The likes of Twitter don't employ large numbers of people for fun, they normally employ the bare minimum needed to ensure the service sort of runs and doesn't get into too many legal issues in the various different jurisdictions it works in.
I've also seen people pointing out that if you fire a large number of people in too short a time frame you tend to lose enough of the knowledge of how things work that things tend to just start falling apart, as no matter how well you might document stuff there is always a vast amount that isn't documented at all, isn't documented well or that requires knowing where to start looking to find how you deal with it and whilst your reduced/inexperienced remaining staff are trying to deal with that, other things are starting to go wrong because you've not got enough people to do the preventative work.

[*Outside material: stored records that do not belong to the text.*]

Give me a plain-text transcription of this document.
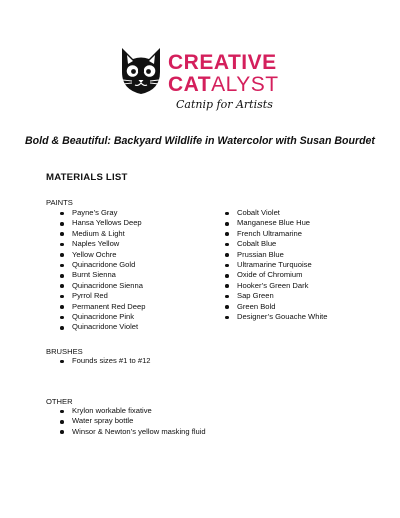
CREATIVE
CATALYST
Catnip for Artists
Bold & Beautiful: Backyard Wildlife in Watercolor with Susan Bourdet
MATERIALS LIST
PAINTS
Payne’s Gray
Hansa Yellows Deep
Medium & Light
Naples Yellow
Yellow Ochre
Quinacridone Gold
Burnt Sienna
Quinacridone Sienna
Pyrrol Red
Permanent Red Deep
Quinacridone Pink
Quinacridone Violet
Cobalt Violet
Manganese Blue Hue
French Ultramarine
Cobalt Blue
Prussian Blue
Ultramarine Turquoise
Oxide of Chromium
Hooker’s Green Dark
Sap Green
Green Bold
Designer’s Gouache White
BRUSHES
Founds sizes #1 to #12
OTHER
Krylon workable fixative
Water spray bottle
Winsor & Newton’s yellow masking fluid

This could go down in businesses courses for the future, just not how Musk thought it would (i'm kind of reminded of the old joke about how to become a millionaire book seller "well first you start off as a multimillionaire").
Having said all that, I have seen comments by people who have dealt with deals where the banks have put up a lot of the money in the past, where they're saying that there is a very good chance the banks will have their own people involved just to protect their investment in it (in the same way your mortgage company usually insists as a condition of your mortgage that you have buildings insurance on your new house or the value of it in other assets in case it burns down).
*for example death threats, especially against politicians, or in Germany the nazi stuff, let alone the whole host of other legal requirements to operate in various different countries (and if you don't officially operate in them, good luck getting any form of even the most loosely "targeted" advertising in those countries).